15 Do not love the world or the things in the world. If anyone loves the world, the love of the Father is not in him. 16 For all that is in the world—the desires of the flesh and the desires of the eyes and pride of life—is not from the Father but is from the world. 17 And the world is passing away along with its desires, but whoever does the will of God abides forever. (1 John 2:15-17–ESV)
The word love here is the Greek agapáō. This is so close in appearance to the Greek agápē that you may figure they are the same, but they are not. Agápē is God’s love for humanity. It means to do for another not what they want, but what they need. Agapáō is a different word for love. Zodhiates1 explains this by saying it “indicates a direction of the will and finding one’s joy in something.”
So John says, “Do not find your joy in worldly things.” More technically, John says, “Do not direct the effort of your will to obtain joy from things the world offers.” When one does that God’s style of loving leaves. Remember that God’s love is already shining in the world.

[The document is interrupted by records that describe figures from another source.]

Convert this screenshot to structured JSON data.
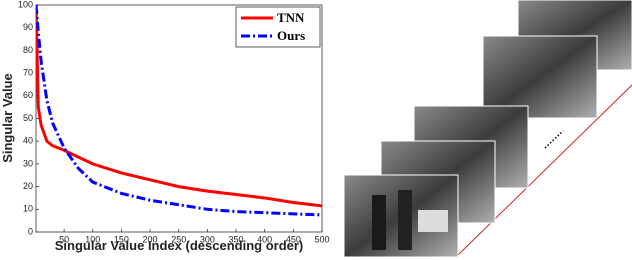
{
  "chart_data": {
    "type": "line",
    "x_label": "Singular Value Index (descending order)",
    "y_label": "Singular Value",
    "x": [
      1,
      5,
      10,
      20,
      30,
      50,
      75,
      100,
      150,
      200,
      250,
      300,
      350,
      400,
      450,
      500
    ],
    "series": [
      {
        "name": "TNN",
        "color": "#ff0000",
        "dash": "solid",
        "values": [
          100,
          55,
          47,
          40,
          38,
          36,
          33,
          30,
          26,
          23,
          20,
          18,
          16.5,
          15,
          13,
          11.5
        ]
      },
      {
        "name": "Ours",
        "color": "#0000ff",
        "dash": "dashdot",
        "values": [
          100,
          88,
          75,
          58,
          48,
          37,
          28,
          22,
          17,
          14,
          12,
          10,
          9,
          8.5,
          8,
          7.5
        ]
      }
    ],
    "xlim": [
      1,
      500
    ],
    "ylim": [
      0,
      100
    ],
    "xticks": [
      50,
      100,
      150,
      200,
      250,
      300,
      350,
      400,
      450,
      500
    ],
    "yticks": [
      0,
      10,
      20,
      30,
      40,
      50,
      60,
      70,
      80,
      90,
      100
    ],
    "legend": "upper right"
  }
}
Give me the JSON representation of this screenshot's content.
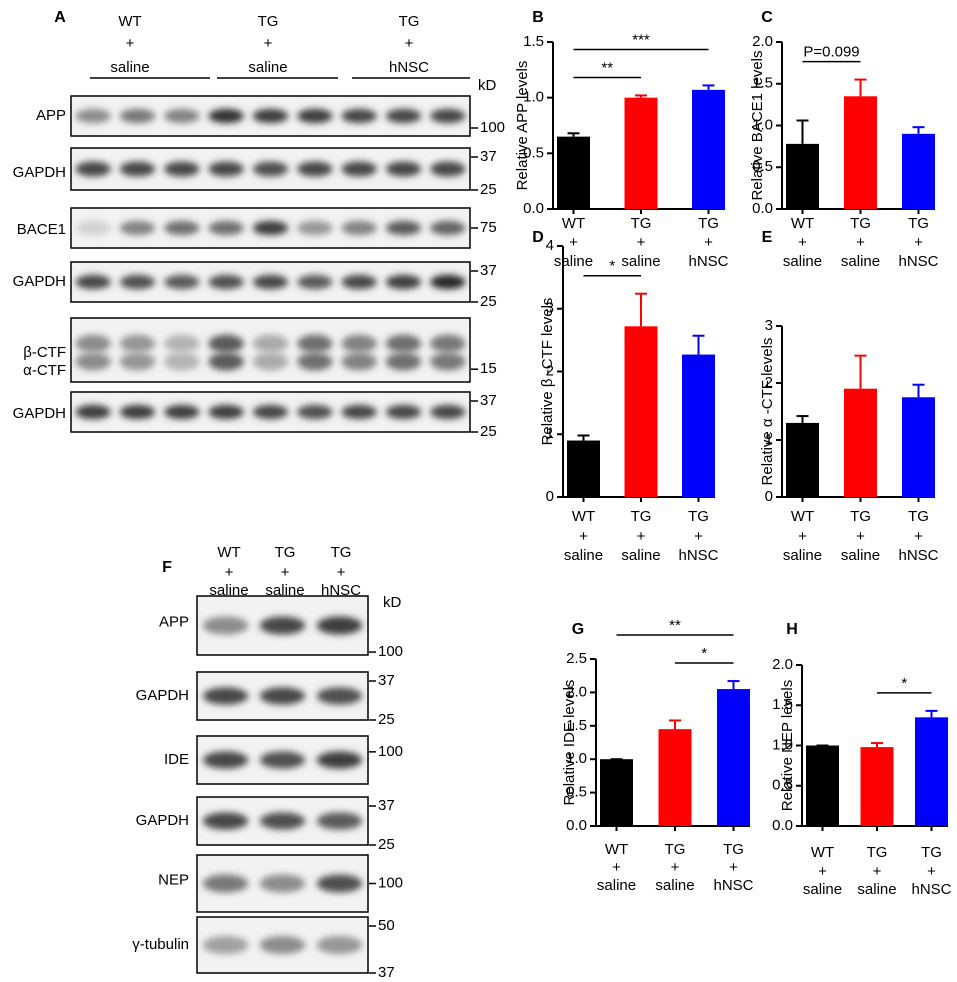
{
  "figure": {
    "blot_a": {
      "panel": "A",
      "unit": "kD",
      "groups": [
        [
          "WT",
          "+",
          "saline"
        ],
        [
          "TG",
          "+",
          "saline"
        ],
        [
          "TG",
          "+",
          "hNSC"
        ]
      ],
      "rows": [
        {
          "labels": [
            "APP"
          ],
          "markers": [
            "100"
          ]
        },
        {
          "labels": [
            "GAPDH"
          ],
          "markers": [
            "37",
            "25"
          ]
        },
        {
          "labels": [
            "BACE1"
          ],
          "markers": [
            "75"
          ]
        },
        {
          "labels": [
            "GAPDH"
          ],
          "markers": [
            "37",
            "25"
          ]
        },
        {
          "labels": [
            "β-CTF",
            "α-CTF"
          ],
          "markers": [
            "15"
          ]
        },
        {
          "labels": [
            "GAPDH"
          ],
          "markers": [
            "37",
            "25"
          ]
        }
      ]
    },
    "blot_f": {
      "panel": "F",
      "unit": "kD",
      "groups": [
        [
          "WT",
          "+",
          "saline"
        ],
        [
          "TG",
          "+",
          "saline"
        ],
        [
          "TG",
          "+",
          "hNSC"
        ]
      ],
      "rows": [
        {
          "labels": [
            "APP"
          ],
          "markers": [
            "100"
          ]
        },
        {
          "labels": [
            "GAPDH"
          ],
          "markers": [
            "37",
            "25"
          ]
        },
        {
          "labels": [
            "IDE"
          ],
          "markers": [
            "100"
          ]
        },
        {
          "labels": [
            "GAPDH"
          ],
          "markers": [
            "37",
            "25"
          ]
        },
        {
          "labels": [
            "NEP"
          ],
          "markers": [
            "100"
          ]
        },
        {
          "labels": [
            "γ-tubulin"
          ],
          "markers": [
            "50",
            "37"
          ]
        }
      ]
    }
  },
  "chart_data": [
    {
      "type": "bar",
      "panel": "B",
      "y_label": "Relative APP levels",
      "categories": [
        [
          "WT",
          "+",
          "saline"
        ],
        [
          "TG",
          "+",
          "saline"
        ],
        [
          "TG",
          "+",
          "hNSC"
        ]
      ],
      "values": [
        0.65,
        1.0,
        1.07
      ],
      "errors": [
        0.03,
        0.02,
        0.04
      ],
      "colors": [
        "#000000",
        "#ff0000",
        "#0000ff"
      ],
      "ylim": [
        0,
        1.5
      ],
      "yticks": [
        {
          "value": 0,
          "label": "0.0"
        },
        {
          "value": 0.5,
          "label": "0.5"
        },
        {
          "value": 1,
          "label": "1.0"
        },
        {
          "value": 1.5,
          "label": "1.5"
        }
      ],
      "annotations": [
        {
          "text": "**",
          "from": 0,
          "to": 1
        },
        {
          "text": "***",
          "from": 0,
          "to": 2
        }
      ]
    },
    {
      "type": "bar",
      "panel": "C",
      "y_label": "Relative BACE1 levels",
      "categories": [
        [
          "WT",
          "+",
          "saline"
        ],
        [
          "TG",
          "+",
          "saline"
        ],
        [
          "TG",
          "+",
          "hNSC"
        ]
      ],
      "values": [
        0.78,
        1.35,
        0.9
      ],
      "errors": [
        0.28,
        0.2,
        0.08
      ],
      "colors": [
        "#000000",
        "#ff0000",
        "#0000ff"
      ],
      "ylim": [
        0,
        2
      ],
      "yticks": [
        {
          "value": 0,
          "label": "0.0"
        },
        {
          "value": 0.5,
          "label": "0.5"
        },
        {
          "value": 1,
          "label": "1.0"
        },
        {
          "value": 1.5,
          "label": "1.5"
        },
        {
          "value": 2,
          "label": "2.0"
        }
      ],
      "annotations": [
        {
          "text": "P=0.099",
          "from": 0,
          "to": 1
        }
      ]
    },
    {
      "type": "bar",
      "panel": "D",
      "y_label": "Relative β -CTF levels",
      "categories": [
        [
          "WT",
          "+",
          "saline"
        ],
        [
          "TG",
          "+",
          "saline"
        ],
        [
          "TG",
          "+",
          "hNSC"
        ]
      ],
      "values": [
        0.9,
        2.72,
        2.27
      ],
      "errors": [
        0.08,
        0.52,
        0.3
      ],
      "colors": [
        "#000000",
        "#ff0000",
        "#0000ff"
      ],
      "ylim": [
        0,
        4
      ],
      "yticks": [
        0,
        1,
        2,
        3,
        4
      ],
      "annotations": [
        {
          "text": "*",
          "from": 0,
          "to": 1
        }
      ]
    },
    {
      "type": "bar",
      "panel": "E",
      "y_label": "Relative α -CTF levels",
      "categories": [
        [
          "WT",
          "+",
          "saline"
        ],
        [
          "TG",
          "+",
          "saline"
        ],
        [
          "TG",
          "+",
          "hNSC"
        ]
      ],
      "values": [
        1.3,
        1.9,
        1.75
      ],
      "errors": [
        0.12,
        0.58,
        0.22
      ],
      "colors": [
        "#000000",
        "#ff0000",
        "#0000ff"
      ],
      "ylim": [
        0,
        3
      ],
      "yticks": [
        0,
        1,
        2,
        3
      ],
      "annotations": []
    },
    {
      "type": "bar",
      "panel": "G",
      "y_label": "Relative IDE levels",
      "categories": [
        [
          "WT",
          "+",
          "saline"
        ],
        [
          "TG",
          "+",
          "saline"
        ],
        [
          "TG",
          "+",
          "hNSC"
        ]
      ],
      "values": [
        1.0,
        1.45,
        2.05
      ],
      "errors": [
        0,
        0.13,
        0.12
      ],
      "colors": [
        "#000000",
        "#ff0000",
        "#0000ff"
      ],
      "ylim": [
        0,
        2.5
      ],
      "yticks": [
        {
          "value": 0,
          "label": "0.0"
        },
        {
          "value": 0.5,
          "label": "0.5"
        },
        {
          "value": 1,
          "label": "1.0"
        },
        {
          "value": 1.5,
          "label": "1.5"
        },
        {
          "value": 2,
          "label": "2.0"
        },
        {
          "value": 2.5,
          "label": "2.5"
        }
      ],
      "annotations": [
        {
          "text": "**",
          "from": 0,
          "to": 2
        },
        {
          "text": "*",
          "from": 1,
          "to": 2
        }
      ]
    },
    {
      "type": "bar",
      "panel": "H",
      "y_label": "Relative NEP levels",
      "categories": [
        [
          "WT",
          "+",
          "saline"
        ],
        [
          "TG",
          "+",
          "saline"
        ],
        [
          "TG",
          "+",
          "hNSC"
        ]
      ],
      "values": [
        1.0,
        0.98,
        1.35
      ],
      "errors": [
        0,
        0.05,
        0.08
      ],
      "colors": [
        "#000000",
        "#ff0000",
        "#0000ff"
      ],
      "ylim": [
        0,
        2
      ],
      "yticks": [
        {
          "value": 0,
          "label": "0.0"
        },
        {
          "value": 0.5,
          "label": "0.5"
        },
        {
          "value": 1,
          "label": "1.0"
        },
        {
          "value": 1.5,
          "label": "1.5"
        },
        {
          "value": 2,
          "label": "2.0"
        }
      ],
      "annotations": [
        {
          "text": "*",
          "from": 1,
          "to": 2
        }
      ]
    }
  ]
}
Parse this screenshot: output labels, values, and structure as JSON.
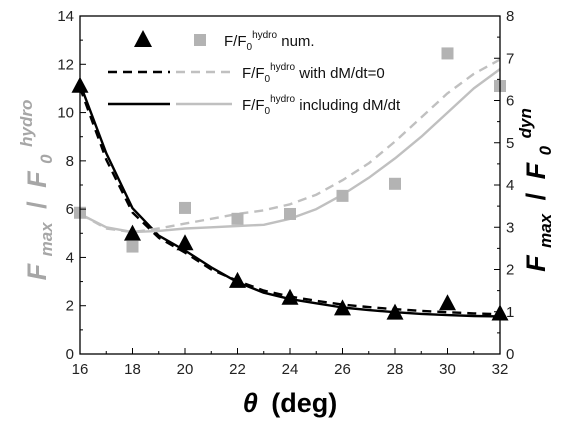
{
  "chart_data": {
    "type": "scatter",
    "xlabel": {
      "symbol": "θ",
      "unit": "(deg)"
    },
    "ylabel_left": {
      "main": "F",
      "sub": "max",
      "sep": "/",
      "main2": "F",
      "sub2": "0",
      "sup2": "hydro"
    },
    "ylabel_right": {
      "main": "F",
      "sub": "max",
      "sep": "/",
      "main2": "F",
      "sub2": "0",
      "sup2": "dyn"
    },
    "xlim": [
      16,
      32
    ],
    "ylim_left": [
      0,
      14
    ],
    "ylim_right": [
      0,
      8
    ],
    "x_ticks": [
      "16",
      "18",
      "20",
      "22",
      "24",
      "26",
      "28",
      "30",
      "32"
    ],
    "y_left_ticks": [
      "0",
      "2",
      "4",
      "6",
      "8",
      "10",
      "12",
      "14"
    ],
    "y_right_ticks": [
      "0",
      "1",
      "2",
      "3",
      "4",
      "5",
      "6",
      "7",
      "8"
    ],
    "legend": [
      {
        "kind": "triangle",
        "pre": "",
        "sup": "",
        "post": ""
      },
      {
        "kind": "square",
        "pre": "F/F",
        "sub": "0",
        "sup": "hydro",
        "post": " num."
      },
      {
        "kind": "dashed-black",
        "pre": "F/F",
        "sub": "0",
        "sup": "hydro",
        "post": " with dM/dt=0"
      },
      {
        "kind": "solid-black",
        "pre": "F/F",
        "sub": "0",
        "sup": "hydro",
        "post": " including dM/dt"
      }
    ],
    "series": [
      {
        "marker": "triangle",
        "axis": "right",
        "color": "#000000",
        "x": [
          16,
          18,
          20,
          22,
          24,
          26,
          28,
          30,
          32
        ],
        "y": [
          6.35,
          2.85,
          2.62,
          1.73,
          1.33,
          1.08,
          0.98,
          1.2,
          0.96
        ]
      },
      {
        "marker": "square",
        "axis": "left",
        "color": "#b3b3b3",
        "x": [
          16,
          18,
          20,
          22,
          24,
          26,
          28,
          30,
          32
        ],
        "y": [
          5.85,
          4.45,
          6.05,
          5.6,
          5.8,
          6.55,
          7.05,
          12.45,
          11.1
        ]
      },
      {
        "line": "dashed",
        "axis": "right",
        "color": "#000000",
        "x": [
          16,
          17,
          18,
          19,
          20,
          21,
          22,
          23,
          24,
          25,
          26,
          27,
          28,
          29,
          30,
          31,
          32
        ],
        "y": [
          6.3,
          4.6,
          3.35,
          2.75,
          2.4,
          2.0,
          1.73,
          1.5,
          1.36,
          1.26,
          1.17,
          1.11,
          1.06,
          1.02,
          0.99,
          0.96,
          0.94
        ]
      },
      {
        "line": "solid",
        "axis": "right",
        "color": "#000000",
        "x": [
          16,
          17,
          18,
          19,
          20,
          21,
          22,
          23,
          24,
          25,
          26,
          27,
          28,
          29,
          30,
          31,
          32
        ],
        "y": [
          6.4,
          4.75,
          3.45,
          2.8,
          2.45,
          2.05,
          1.7,
          1.45,
          1.3,
          1.2,
          1.1,
          1.04,
          0.99,
          0.95,
          0.92,
          0.9,
          0.89
        ]
      },
      {
        "line": "dashed",
        "axis": "left",
        "color": "#c0c0c0",
        "x": [
          16,
          17,
          18,
          19,
          20,
          21,
          22,
          23,
          24,
          25,
          26,
          27,
          28,
          29,
          30,
          31,
          32
        ],
        "y": [
          5.8,
          5.2,
          5.05,
          5.2,
          5.4,
          5.6,
          5.8,
          5.95,
          6.2,
          6.6,
          7.2,
          7.9,
          8.8,
          9.8,
          10.8,
          11.6,
          12.2
        ]
      },
      {
        "line": "solid",
        "axis": "left",
        "color": "#c0c0c0",
        "x": [
          16,
          17,
          18,
          19,
          20,
          21,
          22,
          23,
          24,
          25,
          26,
          27,
          28,
          29,
          30,
          31,
          32
        ],
        "y": [
          5.8,
          5.25,
          5.05,
          5.1,
          5.2,
          5.25,
          5.3,
          5.35,
          5.6,
          6.0,
          6.6,
          7.3,
          8.1,
          9.0,
          10.0,
          11.0,
          11.8
        ]
      }
    ]
  }
}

That is the newness spoken of in 1 John 2:8. God’s type of love, benevolent interest in others, cannot coexist with a purposeful hunt for joys from what the world holds out to us.
Verse 16 elaborates on this placing love of the world into three categories:
- Desires (ESV) or lusts (KJV) of the flesh, cravings of sinful man (NIV)
- Desires (ESV) or lusts (KJV/NIV) of the eyes
- Pride of life (ESV/KJV), boasting of what he has and does (NIV)
Lusts of the flesh
Lust jumps right out at us suggesting sexual passion, but while this is included here that is not all which is intended. Into this category would go all the low-level passions, animal passions some commentators call it. Here should be placed a general desire to indulge the appetites. It might be a particular unsuitable action, thought, or word. Or, it could mean lack of moderation in gratifying an acceptable desire. Does one live for good food? Weekends? Tubing on the canal? Travel to exotic places? Participation in a concert or sports event? Winning a lottery? Does one hunt for a particular sexual experience God has placed in the off-limits bucket, or does one lose moderation in a legitimate sexual experience? These are lusts of the flesh, cravings of sinful man.
In Gills’ exposition of the Bible he states it like this: “intemperance in eating and drinking, gluttony and drunkenness, excess of wine, surfeitings2, rioting3, and revellings4, and all the sensual pleasures of life, by which the carnal mind, and the lusts of it, are gratified.”
Lusts of the eyes
The easiest thing to consider regarding this is covetousness. To covet is to look upon with a desire to have. Jesus warned of this about looking upon a woman in Matthew 5:28. That is but a section of what is here intended. Solomon said in Ecclesiastes 1, “The eye never has enough of seeing or the ear of hearing.” What about the Mercedes or the BMW? What about the Coach or the Michael Kors purse? Perhaps the luxurious master bathroom with its bubbling whirlpool tub?
The Contemporary English Version puts it well with David’s words. “Take away my foolish desires, and let me find life by walking with you.” That is from Psalm 119:37. Or maybe the Good News Translation makes it easier to understand, “Keep me from paying attention to what is worthless.”